A Defense Department report this month found that fewer men and women in uniform said they were subjected to unwanted sexual attention last year and that there has been an increase in victims reporting sex-related crimes. The improvements are, at best, incremental and overshadowed by the unsettling statistic that 62 percent of women who filed sexual assault complaints last year said they faced retaliation for doing so. Reforms that have been put in place, while commendable, are clearly not sufficient to combat a problem so deep-rooted it has plagued the military for decades.

Sen. Kirsten Gillibrand, D-N.Y., is right in saying enough is enough.
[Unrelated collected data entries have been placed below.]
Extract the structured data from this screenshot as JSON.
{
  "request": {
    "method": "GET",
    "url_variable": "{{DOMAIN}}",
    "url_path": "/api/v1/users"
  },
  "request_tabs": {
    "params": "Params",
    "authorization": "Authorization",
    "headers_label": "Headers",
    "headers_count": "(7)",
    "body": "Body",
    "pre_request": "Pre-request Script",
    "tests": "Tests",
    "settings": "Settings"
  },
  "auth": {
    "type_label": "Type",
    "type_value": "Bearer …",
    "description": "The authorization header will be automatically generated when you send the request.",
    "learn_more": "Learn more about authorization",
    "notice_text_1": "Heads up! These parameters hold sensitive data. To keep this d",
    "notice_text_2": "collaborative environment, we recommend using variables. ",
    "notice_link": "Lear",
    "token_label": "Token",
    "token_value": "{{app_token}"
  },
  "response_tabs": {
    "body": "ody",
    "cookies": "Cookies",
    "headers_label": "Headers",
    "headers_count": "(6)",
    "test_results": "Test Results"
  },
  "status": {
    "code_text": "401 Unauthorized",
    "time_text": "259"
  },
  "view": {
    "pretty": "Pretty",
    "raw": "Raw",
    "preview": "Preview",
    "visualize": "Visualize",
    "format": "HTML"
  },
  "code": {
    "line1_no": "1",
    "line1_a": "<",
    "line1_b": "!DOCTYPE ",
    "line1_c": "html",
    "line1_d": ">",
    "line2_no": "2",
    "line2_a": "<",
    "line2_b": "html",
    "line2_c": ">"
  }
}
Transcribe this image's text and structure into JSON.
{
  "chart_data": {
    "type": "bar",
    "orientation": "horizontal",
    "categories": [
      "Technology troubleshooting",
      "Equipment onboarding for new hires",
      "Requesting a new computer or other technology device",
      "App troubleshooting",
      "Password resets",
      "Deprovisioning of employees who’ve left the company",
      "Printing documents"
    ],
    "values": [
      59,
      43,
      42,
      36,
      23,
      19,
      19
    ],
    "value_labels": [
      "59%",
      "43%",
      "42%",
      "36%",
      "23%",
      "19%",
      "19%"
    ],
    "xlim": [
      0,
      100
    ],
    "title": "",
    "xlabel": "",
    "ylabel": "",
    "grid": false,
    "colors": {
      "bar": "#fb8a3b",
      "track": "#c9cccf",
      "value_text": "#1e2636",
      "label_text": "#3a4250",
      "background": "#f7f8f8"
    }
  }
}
We hope her renewed push to correct a major defect in how these crimes are investigated and prosecuted gains traction in Congress.

The Pentagon report used a workplace survey to estimate that 18,900 service members experienced unwanted sexual contact or assault last year, down from 26,000 in 2012 but in line with 19,300 reported in 2010. Seventy-six percent of servicewomen and nearly half of servicemen who were surveyed said sexual harassment is common or very common. Victims are so distrustful about getting fair treatment that only a fraction of those who are assaulted report the offense.

An analysis recently conducted by Gillibrand of 107 sexual assault case files from major bases in 2013 illustrates some of the reasons for that distrust. Lenient punishments were common, as were cases in which the word of the accused trumped that of the accuser. Less than a quarter of the cases went to trial, with only 11 resulting in conviction for a sex crime. Gillibrand wants to overhaul the military justice system so that independent, trained prosecutors, rather than commanding officers with little legal expertise and built-in conflicts of interest, would decide which cases to investigate and prosecute.

A number of retired military officials, including those with experience handling these cases, such as former Air Force chief prosecutor Don Christensen, agree on the need for fundamental change. Christensen, now president of Protect Our Defenders, told us that the climate in which sexual harassment is seen as the norm won’t change as long as decisions about prosecution are made by those who create the climate. Gillibrand’s bill, the Military Justice Improvement Act, last year got 55 votes, including from such conservative Republican senators as Ted Cruz, Texas, and Rand Paul, Ky., but lacked the 60 ayes needed to break a filibuster.

By the Pentagon’s own numbers, an average of 52 service members receive unwanted sexual attention every day. Considering that zero tolerance was first promised in 1992 by then-Defense Secretary Dick Cheney, it’s time to help fulfill that promise.